I'm working through Bacon's Philosophical Introduction to Higher Order Logic. I am looking for help on the following problem:
Exercise 3.17 Calculate the following, assuming that $\wedge : t \to t \to t, F : e \to t \in \Sigma.:$
Rather than translating into combinatory logic without variables, these exercises include arbitrary variables. Basically, I'm meant to be calculating terms of $CL^v(\{S,K,I\},\Sigma)$
(The only things needed to solve this problem are $S, K, I$, constants, and the arbitary variables).
so, the first problem is
- $[x].Sxy$ where $x : t \to t \to t, y : t \to t$, and $S: (t\to t \to t) \to (t \to t) \to t \to t$
If I understand the combinators correctly,
$ \begin{align*} [x].Sxy &= S([x].x)([x].y) \\ &= \boxed{S(I)(Ky)} \end{align*} $
Is this right? I'm honestly pretty confused. And it gets worse :(
- $[x].Fx$, where $F : e \to t$ is a constant and $x : e$
In this case since F is a constant, which makes me confused, are you supposed to do:
$ \begin{align*} [x].Fx &= S([x].F)([x].x) \\ &= \boxed{S(KF)(I)} \end{align*} $ ??
This seems right to me, since $[x]PQ = S([x].P)([x].Q)$, but, am I right in assuming that for a constant $F$, $[x].F = KF$?? I feel like it has to be since $F : e \to t \in \Sigma$.
- $[x].(Fx \wedge Gx)$
At this point I'm losing my marbles... (also, for this problem I will format my solution with prefix notation after setting up the problem).
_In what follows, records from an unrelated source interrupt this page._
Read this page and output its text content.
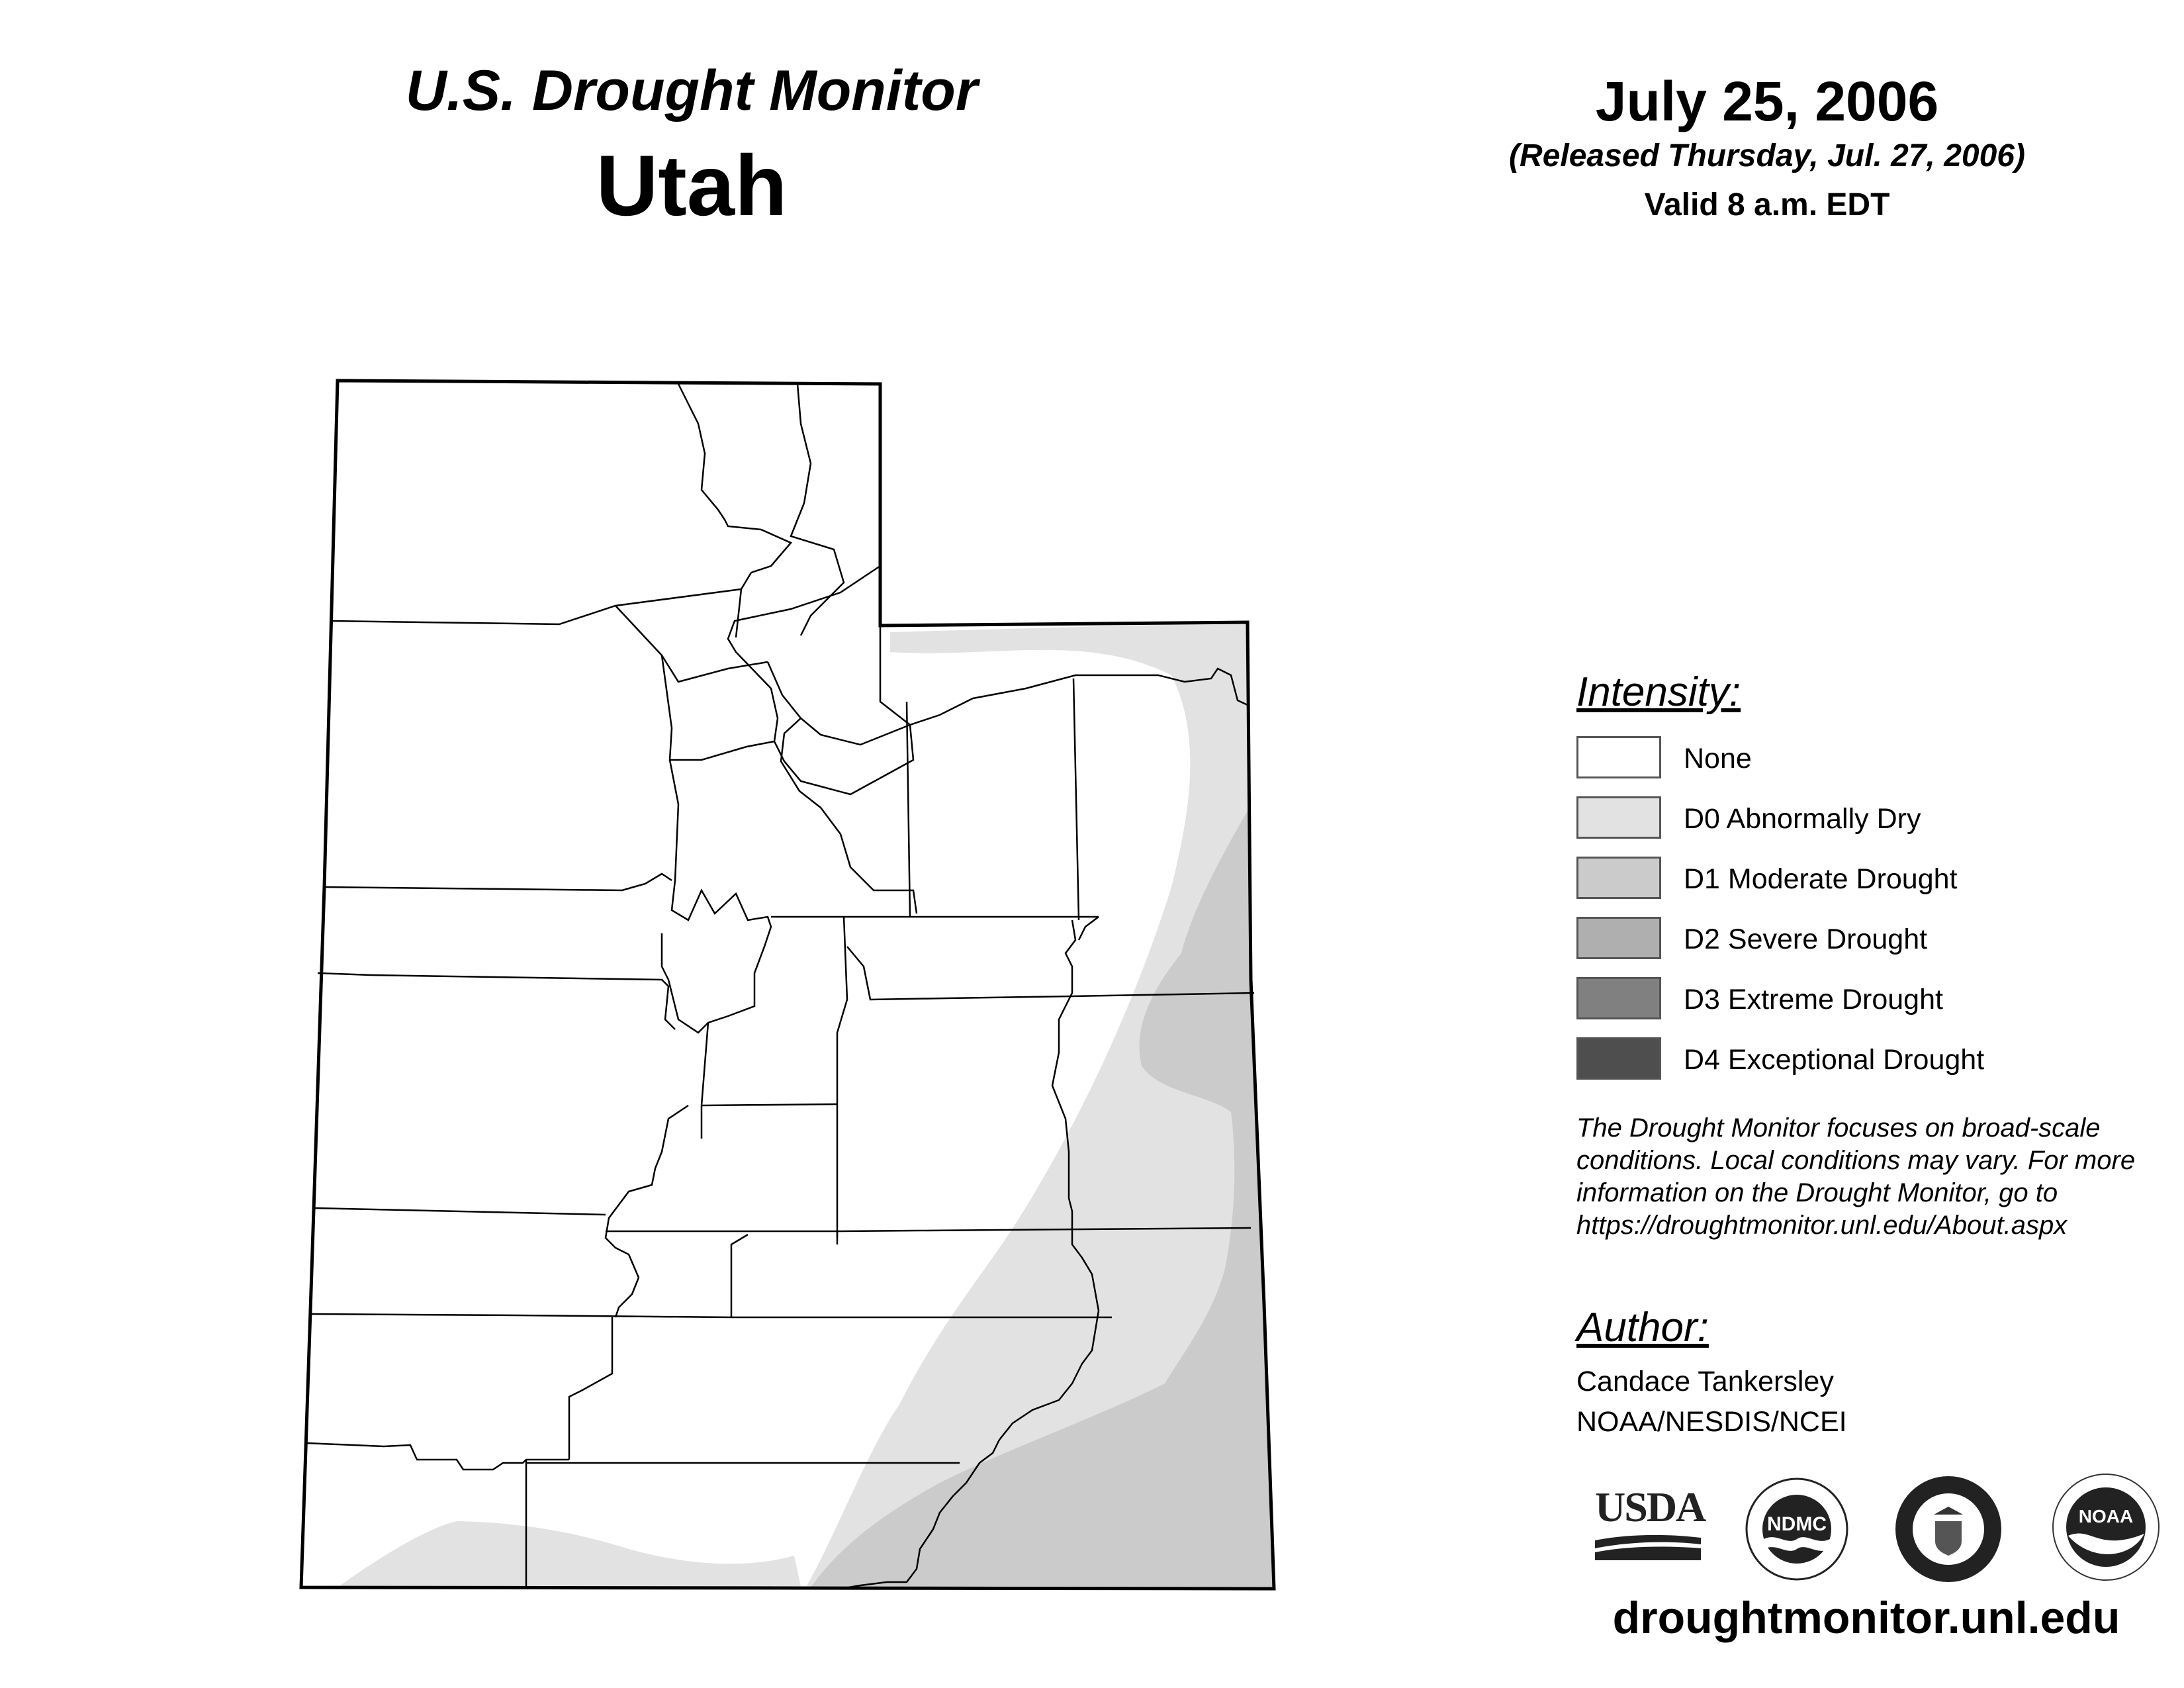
U.S. Drought Monitor
Utah
July 25, 2006
(Released Thursday, Jul. 27, 2006)
Valid 8 a.m. EDT
Intensity:
None
D0 Abnormally Dry
D1 Moderate Drought
D2 Severe Drought
D3 Extreme Drought
D4 Exceptional Drought
The Drought Monitor focuses on broad-scale
conditions. Local conditions may vary. For more
information on the Drought Monitor, go to
https://droughtmonitor.unl.edu/About.aspx
Author:
Candace Tankersley
NOAA/NESDIS/NCEI
USDA	NDMC	NOAA
droughtmonitor.unl.edu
$ \begin{align*} [x].(Fx \wedge Gx) &= S([x].\wedge Fx)([x].Gx) \\ &= S(S([x].\wedge)([x].Fx))(S([x].G)([x].x)) \\ &= S(S([x].\wedge)(S([x].F)([x].x)))(S([x].G)([x].x)) \\ &= \boxed{S(S(\wedge)(S(KF)(I)))(S(KG)(I))} \end{align*} $
My solution to that one is really dependent on my understanding what is happening in (2). Unfortunately, I do not know from where to start (4) without first understanding that I've done 1-3 correctly, but I'll include it here:
- $[x].SK$, choosing appropriate type subscripts.
Any advice or hints would be massively appreciated, thank you.
These answers look good to me. In the final line of Q3 it looks like you missed a $K$ (you should have $K\wedge$ where you have $\wedge$).
For 4 I won't do the type superscripts. We have $[x].SK$ then $S([x].S)([x].K)$, and then $S(KS)(KK)$.